Expertise Backed by a Complete Supply Chain
But the Euclid facility’s expertise doesn’t operate in isolation. It anchors a broader supply chain that REalloys has built to take raw material all the way to finished magnets, all within North America. And all of it is designed to operate without any critical reliance on Chinese technology, equipment, or consumables.
Upstream, the company owns the Hoidas Lake rare earth project in Saskatchewan and has secured feedstock agreements with partners in Kazakhstan, Brazil, and Greenland. Midstream, it holds an exclusive 80% offtake on production from the Saskatchewan Research Council’s Rare Earth Processing Facility in Saskatoon, targeting first commercial production in late 2026 to early 2027. Downstream, the Euclid facility will handle the metallization, alloying, and magnet manufacturing that defense and industrial customers actually need.
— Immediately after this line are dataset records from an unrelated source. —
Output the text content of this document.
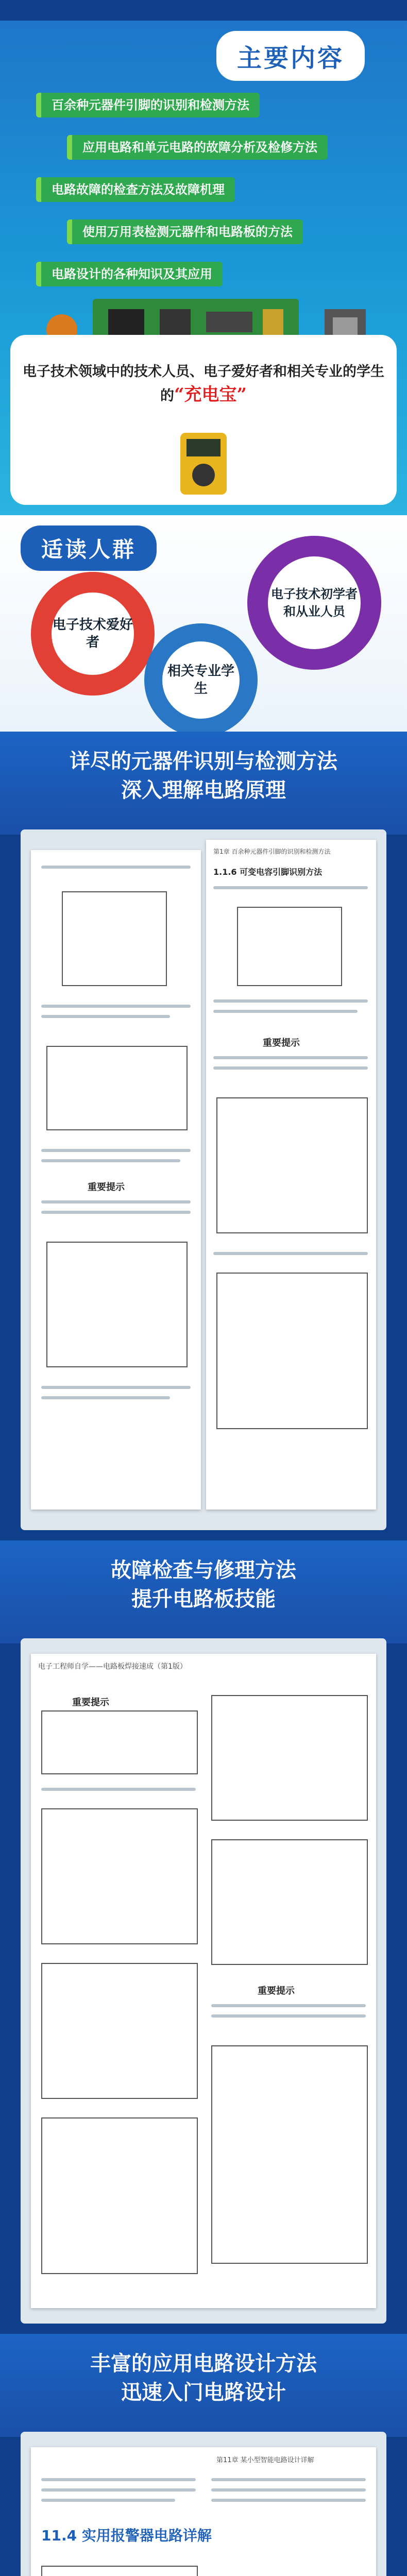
主要内容
百余种元器件引脚的识别和检测方法
应用电路和单元电路的故障分析及检修方法
电路故障的检查方法及故障机理
使用万用表检测元器件和电路板的方法
电路设计的各种知识及其应用
电子技术领域中的技术人员、电子爱好者和相关专业的学生的“充电宝”
适读人群
电子技术爱好者
电子技术初学者和从业人员
相关专业学生
详尽的元器件识别与检测方法
深入理解电路原理
重要提示
第1章 百余种元器件引脚的识别和检测方法
1.1.6 可变电容引脚识别方法
重要提示
故障检查与修理方法
提升电路板技能
电子工程师自学——电路板焊接速成（第1版）
重要提示
重要提示
丰富的应用电路设计方法
迅速入门电路设计
第11章 某小型智能电路设计详解
11.4 实用报警器电路详解
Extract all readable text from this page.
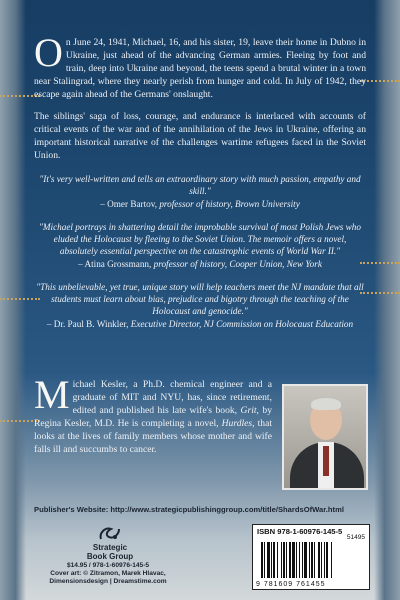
O n June 24, 1941, Michael, 16, and his sister, 19, leave their home in Dubno in Ukraine, just ahead of the advancing German armies. Fleeing by foot and train, deep into Ukraine and beyond, the teens spend a brutal winter in a town near Stalingrad, where they nearly perish from hunger and cold. In July of 1942, they escape again ahead of the Germans' onslaught.

The siblings' saga of loss, courage, and endurance is interlaced with accounts of critical events of the war and of the annihilation of the Jews in Ukraine, offering an important historical narrative of the challenges wartime refugees faced in the Soviet Union.

"It's very well-written and tells an extraordinary story with much passion, empathy and skill."

– Omer Bartov, professor of history, Brown University

"Michael portrays in shattering detail the improbable survival of most Polish Jews who eluded the Holocaust by fleeing to the Soviet Union. The memoir offers a novel, absolutely essential perspective on the catastrophic events of World War II."

– Atina Grossmann, professor of history, Cooper Union, New York

"This unbelievable, yet true, unique story will help teachers meet the NJ mandate that all students must learn about bias, prejudice and bigotry through the teaching of the Holocaust and genocide."

– Dr. Paul B. Winkler, Executive Director, NJ Commission on Holocaust Education

M ichael Kesler, a Ph.D. chemical engineer and a graduate of MIT and NYU, has, since retirement, edited and published his late wife's book, Grit, by Regina Kesler, M.D. He is completing a novel, Hurdles, that looks at the lives of family members whose mother and wife falls ill and succumbs to cancer.

Publisher's Website: http://www.strategicpublishinggroup.com/title/ShardsOfWar.html
Strategic
Book Group
$14.95 / 978-1-60976-145-5
Cover art: © Zitramon, Marek Hlavac,
Dimensionsdesign | Dreamstime.com
ISBN 978-1-60976-145-5
51495
9 781609 761455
By early 2027, the combined platform is expected to produce approximately 525 tonnes per year of neodymium-praseodymium metal, roughly 30 tonnes of dysprosium oxide, and 10 tonnes of terbium oxide. At that scale, the SRC facility would be the largest source of heavy rare earth oxides outside China, sitting right in North America’s backyard.
Phase 2 plans call for significantly larger production later this decade, including approximately 200 tonnes per year of dysprosium metal, 45 tonnes of terbium metal, with capacity to produce up to 20,000 tonnes per year of heavy rare earth permanent magnets.
That timing is critically important, as on January 1, 2027, updated U.S. defense procurement rules under DFARS take effect that will restrict the use of Chinese-origin rare earth materials in qualifying weapons systems. That creates immediate, government-mandated demand for domestically processed, defense-compliant material, which is exactly what REalloys’ Euclid facility has spent 40 years learning to produce.
The institutional support behind REalloys reflects the seriousness of the undertaking. The U.S. Export-Import Bank has issued a $200 million letter of intent to support the company’s supply chain development.
And the company’s board includes Chairman Stephen S. DuMont, President of GM Defense; General Jack Keane (Ret.), four-star general and recipient of the Presidential Medal of Freedom; former Saskatchewan Premier Brad Wall; and former Canadian Ambassador to the U.S. David MacNaughton.
The Head Start That Money Can’t Erase
The rare earth conversation in America has been dominated for years by mining companies, resource estimates, and announcements about billions of dollars in new investment.
But the real constraint was never about how much rock you could pull out of the ground or how much money you could throw at the problem. It was always about expertise…the deep, accumulated, experience-driven knowledge of how to turn raw material into something a defense contractor or manufacturer can actually use.
The West gave that expertise away 40 years ago. Most of it is gone for good. Rebuilding it from scratch will take years at a minimum, and the CSIS assessment makes clear that this timeline cannot be shortened with capital alone.
REalloys didn’t have to rebuild from scratch. Through its Euclid facility, it inherited three decades of operational expertise that has been continuously maintained, developed, and proven through real-world production and government contracts. That’s the kind of asset that no competitor can replicate simply by raising more money because the knowledge inside that building wasn’t built with money. It was built with time.
In a market where everyone else is racing to build what REalloys already has, that 40-year head start may be the most valuable asset in the entire rare earth space. And with the 2027 defense procurement deadline approaching fast, the value of that head start is about to become very difficult to ignore.